In 2003, I had a friend begin telling me about her daughter and how the Lord had called her to start a Biblical counseling center in Centerville. She wanted me to meet her daughter. I didn’t know why this woman would want to meet me, but I agreed. We met for lunch and she began to tell me of the vision God had given her to start a Biblical counseling center in Centerville. I listened and then asked her what this had to do with me. She said that she had heard good things about me from her mother, and she wanted me to pray and seek God about whether I would be called to the Center’s Board of Directors. I was surprised, but I told her I would pray. As I did, I did not receive God’s call to be on the Board, but I called Cindy and started giving her ideas for the Board Members’ Manual she asked me to read. She said she was greatly interested in having me meet with her to discuss and revise this manual to best fit New Hope Counseling Center’s ministry. I didn’t think I had much to offer, but I agreed to meet with her. So began my long involvement as a member of New Hope Ministry's editing committee. One thing just kept leading to another and I agreed to be the New Hope Prayer-Team Director, but I still kept asking the Lord why I was involved with all of this.
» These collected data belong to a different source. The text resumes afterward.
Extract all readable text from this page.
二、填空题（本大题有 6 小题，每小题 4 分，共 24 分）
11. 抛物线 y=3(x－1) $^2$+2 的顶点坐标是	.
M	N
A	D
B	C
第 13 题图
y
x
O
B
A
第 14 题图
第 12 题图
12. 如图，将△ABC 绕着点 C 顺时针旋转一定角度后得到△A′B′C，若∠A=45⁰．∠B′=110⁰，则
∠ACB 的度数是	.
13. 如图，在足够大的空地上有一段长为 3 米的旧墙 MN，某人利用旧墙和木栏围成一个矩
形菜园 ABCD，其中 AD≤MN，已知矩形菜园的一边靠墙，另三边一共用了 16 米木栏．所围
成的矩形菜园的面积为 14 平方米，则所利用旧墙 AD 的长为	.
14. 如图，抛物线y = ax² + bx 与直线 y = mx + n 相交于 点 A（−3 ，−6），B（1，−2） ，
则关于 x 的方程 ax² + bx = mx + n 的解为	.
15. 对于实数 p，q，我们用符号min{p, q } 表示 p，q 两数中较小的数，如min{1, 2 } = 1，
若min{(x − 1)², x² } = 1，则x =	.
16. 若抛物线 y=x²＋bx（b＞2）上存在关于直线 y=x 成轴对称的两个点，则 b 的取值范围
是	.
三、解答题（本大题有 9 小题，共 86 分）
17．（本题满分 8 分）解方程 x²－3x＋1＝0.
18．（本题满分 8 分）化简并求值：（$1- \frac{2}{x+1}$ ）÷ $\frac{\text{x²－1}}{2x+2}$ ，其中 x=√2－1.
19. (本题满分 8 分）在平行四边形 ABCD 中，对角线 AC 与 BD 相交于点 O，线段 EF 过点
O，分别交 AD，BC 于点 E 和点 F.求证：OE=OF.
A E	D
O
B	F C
Even though I had helped edit the original counseling handbook, I decided I should attend a New Hope seminar, so I could become some sort of a volunteer for the Center. As I went through the several week seminar, I started to experience God’s nudge to apply to be a counselor. I realized that I could follow the handbook and actually teach and counsel people with it. There was only one problem, I had had two clinical depressions. I thought that would eliminate me from being considered for a counselor. I finally got the courage to tell Cindy that I believed God was calling me to apply as a counselor, but I had had two depressions. To my surprise, Cindy told me that I would make an excellent counselor, because of what I had experienced, and because of what God had taught me through it. She said I would understand the suffering of the people God would bring to the Center. I applied and have been a counselor for several years. Praise God, my dream had become a reality.